# Smoking Kingfish



## dougk21 (Nov 1, 2017)

Hello, I am stumped on how to smoke a Kingfish.  I hear that a brine is the best way, however, I don't know what time, and temp, and for how long.  Can anyone help?  I think a fruit wood to add, but I am not sure.


----------



## dirtsailor2003 (Nov 1, 2017)

Try a dry brine. 4:1 brown sugar to kosher salt. Cover bottom of non-reactive dish with layer of brine. Place fillet on Brine. Cover fillet with brine. Add another layer of fish cover repeat as needed. Place in fridge for 6-8 hours. 

Take out rinse well pat dry, season with whatever you like. Use powdered spices. Garlic, onion, black pepper, etc. 

Place on a drying rack and allow the pellicle to form. This can take 2-4 hours. 

Smoke. I’d use a mild wood. Apple, cherry, pecan, alder, peach are all good choices. 

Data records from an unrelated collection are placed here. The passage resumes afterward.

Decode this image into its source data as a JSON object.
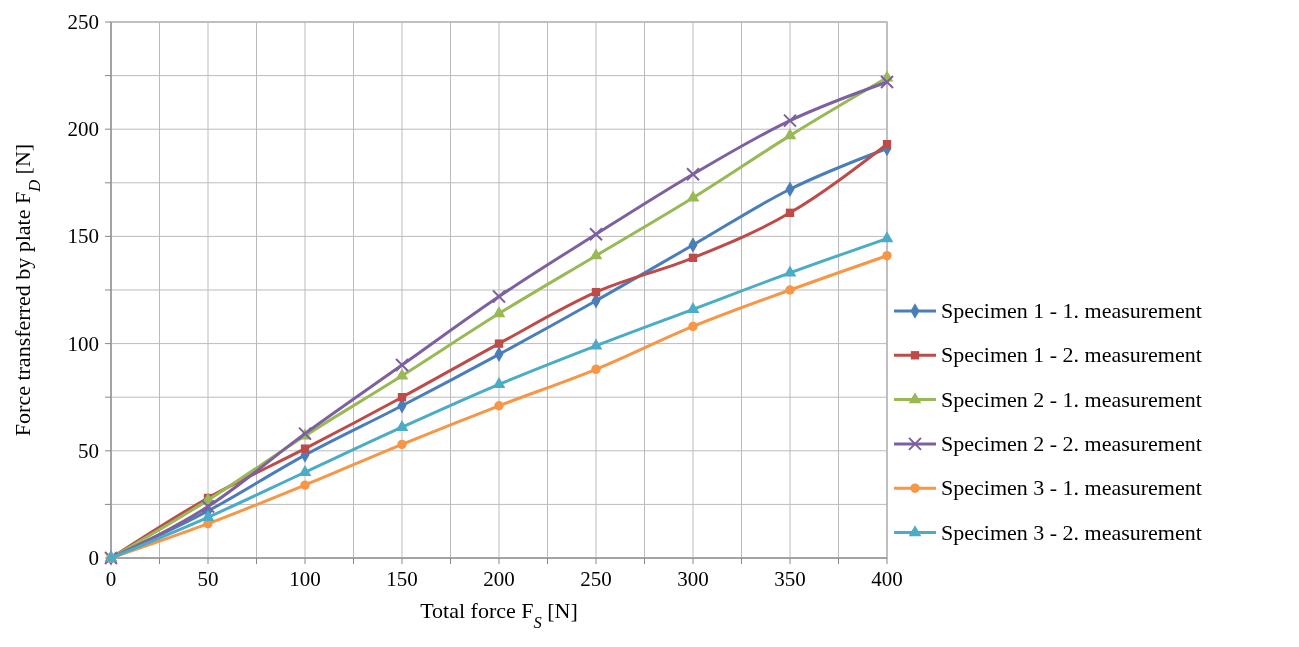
{
  "chart_data": {
    "type": "line",
    "xlabel": "Total force F$_{S}$ [N]",
    "ylabel": "Force transferred by plate F$_{D}$ [N]",
    "x": [
      0,
      50,
      100,
      150,
      200,
      250,
      300,
      350,
      400
    ],
    "xlim": [
      0,
      400
    ],
    "ylim": [
      0,
      250
    ],
    "xticks": [
      0,
      {
        "value": 25,
        "label": null
      },
      50,
      {
        "value": 75,
        "label": null
      },
      100,
      {
        "value": 125,
        "label": null
      },
      150,
      {
        "value": 175,
        "label": null
      },
      200,
      {
        "value": 225,
        "label": null
      },
      250,
      {
        "value": 275,
        "label": null
      },
      300,
      {
        "value": 325,
        "label": null
      },
      350,
      {
        "value": 375,
        "label": null
      },
      400
    ],
    "yticks": [
      0,
      {
        "value": 25,
        "label": null
      },
      50,
      {
        "value": 75,
        "label": null
      },
      100,
      {
        "value": 125,
        "label": null
      },
      150,
      {
        "value": 175,
        "label": null
      },
      200,
      {
        "value": 225,
        "label": null
      },
      250
    ],
    "grid": true,
    "legend": "right",
    "line_style": "solid",
    "series": [
      {
        "name": "Specimen 1 - 1. measurement",
        "color": "#4a7ebb",
        "marker": "diamond",
        "values": [
          0,
          22,
          48,
          71,
          95,
          120,
          146,
          172,
          191
        ]
      },
      {
        "name": "Specimen 1 - 2. measurement",
        "color": "#be4b48",
        "marker": "square",
        "values": [
          0,
          28,
          51,
          75,
          100,
          124,
          140,
          161,
          193
        ]
      },
      {
        "name": "Specimen 2 - 1. measurement",
        "color": "#98b954",
        "marker": "triangle",
        "values": [
          0,
          27,
          57,
          85,
          114,
          141,
          168,
          197,
          224
        ]
      },
      {
        "name": "Specimen 2 - 2. measurement",
        "color": "#7d60a0",
        "marker": "cross",
        "values": [
          0,
          24,
          58,
          90,
          122,
          151,
          179,
          204,
          222
        ]
      },
      {
        "name": "Specimen 3 - 1. measurement",
        "color": "#f79646",
        "marker": "circle",
        "values": [
          0,
          16,
          34,
          53,
          71,
          88,
          108,
          125,
          141
        ]
      },
      {
        "name": "Specimen 3 - 2. measurement",
        "color": "#4bacc6",
        "marker": "triangle",
        "values": [
          0,
          19,
          40,
          61,
          81,
          99,
          116,
          133,
          149
        ]
      }
    ]
  }
}
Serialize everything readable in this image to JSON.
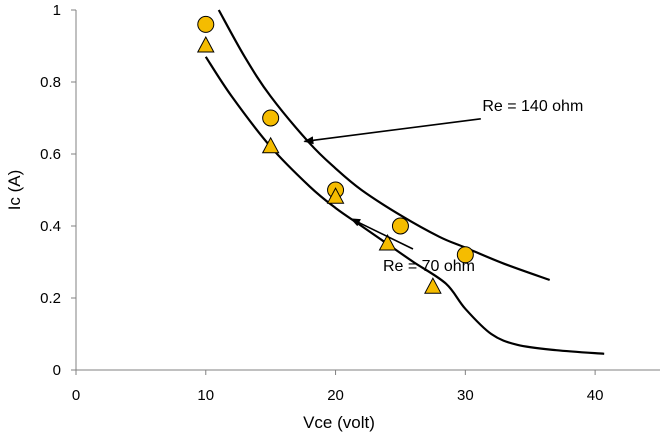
{
  "chart_data": {
    "type": "scatter",
    "title": "",
    "xlabel": "Vce (volt)",
    "ylabel": "Ic (A)",
    "xlim": [
      0,
      45
    ],
    "ylim": [
      0,
      1
    ],
    "xticks": [
      0,
      10,
      20,
      30,
      40
    ],
    "xtick_labels": [
      "0",
      "10",
      "20",
      "30",
      "40"
    ],
    "yticks": [
      0,
      0.2,
      0.4,
      0.6,
      0.8,
      1
    ],
    "ytick_labels": [
      "0",
      "0.2",
      "0.4",
      "0.6",
      "0.8",
      "1"
    ],
    "grid": false,
    "legend": "none",
    "series": [
      {
        "marker": "circle",
        "color": "#F5BC00",
        "edge_color": "#000000",
        "x": [
          10,
          15,
          20,
          25,
          30
        ],
        "y": [
          0.96,
          0.7,
          0.5,
          0.4,
          0.32
        ]
      },
      {
        "marker": "triangle",
        "color": "#F5BC00",
        "edge_color": "#000000",
        "x": [
          10,
          15,
          20,
          24,
          27.5
        ],
        "y": [
          0.9,
          0.62,
          0.48,
          0.35,
          0.23
        ]
      }
    ],
    "curves": [
      {
        "color": "#000000",
        "x": [
          11,
          13,
          15,
          18,
          20,
          22,
          25,
          28,
          30,
          33,
          36.5
        ],
        "y": [
          1.0,
          0.87,
          0.76,
          0.63,
          0.56,
          0.5,
          0.43,
          0.37,
          0.34,
          0.295,
          0.25
        ]
      },
      {
        "color": "#000000",
        "x": [
          10,
          12,
          15,
          18,
          20,
          22,
          24,
          26,
          28.5,
          30,
          32,
          34,
          37,
          40.7
        ],
        "y": [
          0.87,
          0.76,
          0.62,
          0.51,
          0.45,
          0.4,
          0.35,
          0.3,
          0.24,
          0.17,
          0.1,
          0.07,
          0.055,
          0.045
        ]
      }
    ],
    "annotations": [
      {
        "text": "Re = 140 ohm",
        "x": 35.2,
        "y": 0.72,
        "arrow_to": [
          17.6,
          0.635
        ]
      },
      {
        "text": "Re = 70 ohm",
        "x": 27.2,
        "y": 0.275,
        "arrow_to": [
          21.2,
          0.42
        ]
      }
    ]
  }
}
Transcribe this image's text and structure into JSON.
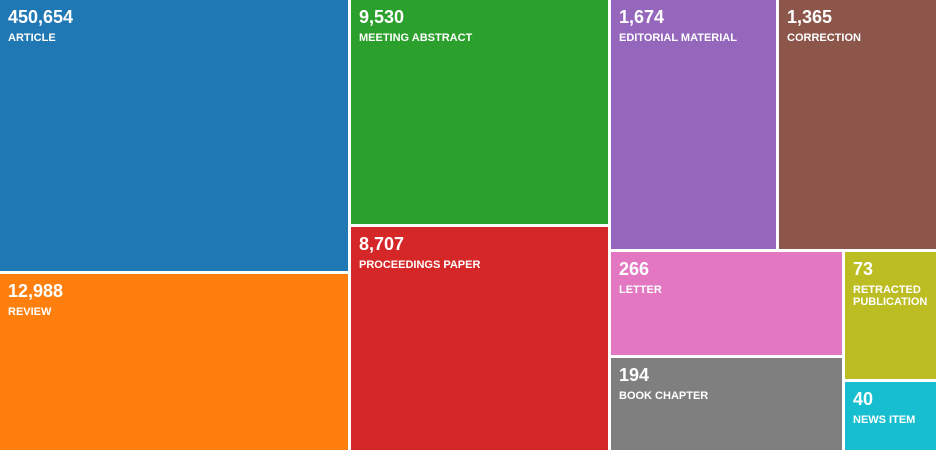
{
  "chart_data": {
    "type": "treemap",
    "items": [
      {
        "label": "ARTICLE",
        "value": 450654,
        "display": "450,654",
        "color": "#1f77b4"
      },
      {
        "label": "REVIEW",
        "value": 12988,
        "display": "12,988",
        "color": "#ff7f0e"
      },
      {
        "label": "MEETING ABSTRACT",
        "value": 9530,
        "display": "9,530",
        "color": "#2ca02c"
      },
      {
        "label": "PROCEEDINGS PAPER",
        "value": 8707,
        "display": "8,707",
        "color": "#d62728"
      },
      {
        "label": "EDITORIAL MATERIAL",
        "value": 1674,
        "display": "1,674",
        "color": "#9467bd"
      },
      {
        "label": "CORRECTION",
        "value": 1365,
        "display": "1,365",
        "color": "#8c564b"
      },
      {
        "label": "LETTER",
        "value": 266,
        "display": "266",
        "color": "#e377c2"
      },
      {
        "label": "BOOK CHAPTER",
        "value": 194,
        "display": "194",
        "color": "#7f7f7f"
      },
      {
        "label": "RETRACTED PUBLICATION",
        "value": 73,
        "display": "73",
        "color": "#bcbd22"
      },
      {
        "label": "NEWS ITEM",
        "value": 40,
        "display": "40",
        "color": "#17becf"
      }
    ]
  }
}
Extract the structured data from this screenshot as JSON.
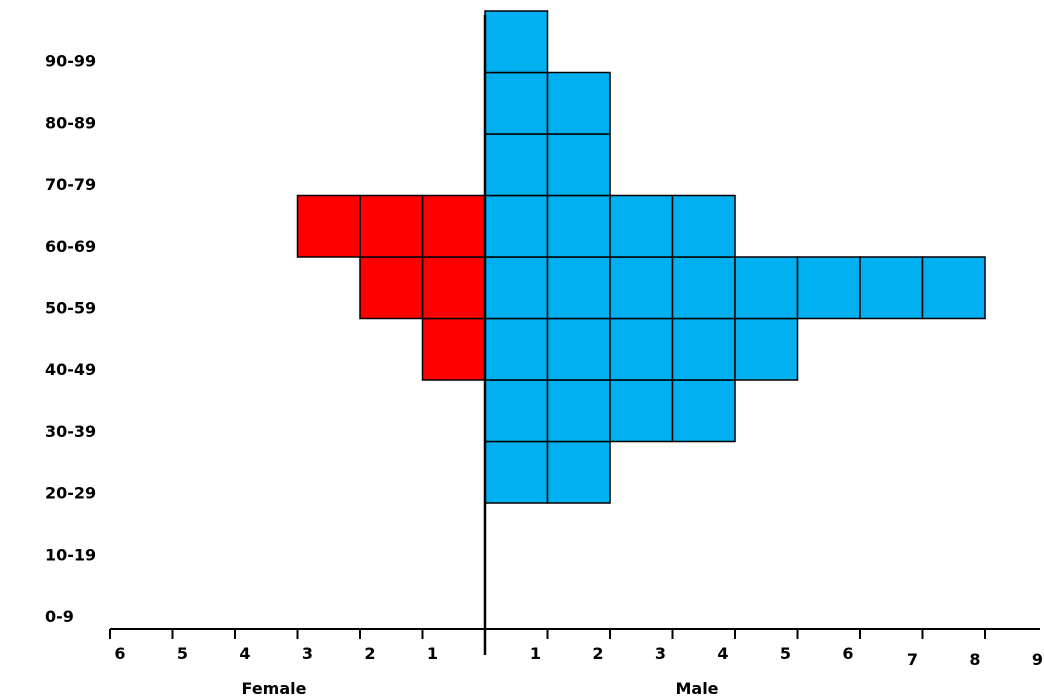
{
  "chart_data": {
    "type": "bar",
    "categories": [
      "0-9",
      "10-19",
      "20-29",
      "30-39",
      "40-49",
      "50-59",
      "60-69",
      "70-79",
      "80-89",
      "90-99"
    ],
    "series": [
      {
        "name": "Female",
        "values": [
          0,
          0,
          0,
          0,
          1,
          2,
          3,
          0,
          0,
          0
        ]
      },
      {
        "name": "Male",
        "values": [
          0,
          0,
          2,
          4,
          5,
          8,
          4,
          2,
          2,
          1
        ]
      }
    ],
    "female_ticks": [
      "6",
      "5",
      "4",
      "3",
      "2",
      "1"
    ],
    "male_ticks": [
      "1",
      "2",
      "3",
      "4",
      "5",
      "6",
      "7",
      "8",
      "9"
    ],
    "xlabel_left": "Female",
    "xlabel_right": "Male",
    "colors": {
      "Female": "#ff0000",
      "Male": "#00b0f0"
    },
    "grid": false
  }
}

I like to smoke fish at lower temps and I use a step method. I start the smoker at 120-130 for the first hour. Then I upnthe pit temp 10 degrees every hour until I reach the desired IT (usually 145) for the fish or until the pit temp hits 170-180. You do not want your pit temp any higher as you’ll start rendering fat out.


----------



## lovethemeats (Nov 1, 2017)

dirtsailor2003 said:


> Try a dry brine. 4:1 brown sugar to kosher salt. Cover bottom of non-reactive dish with layer of brine. Place fillet on Brine. Cover fillet with brine. Add another layer of fish cover repeat as needed. Place in fridge for 6-8 hours.
> 
> Take out rinse well pat dry, season with whatever you like. Use powdered spices. Garlic, onion, black pepper, etc.
> 
> ...


You follow what dirtsailor2003 said and you'll have some awesome tasty fish to enjoy.


----------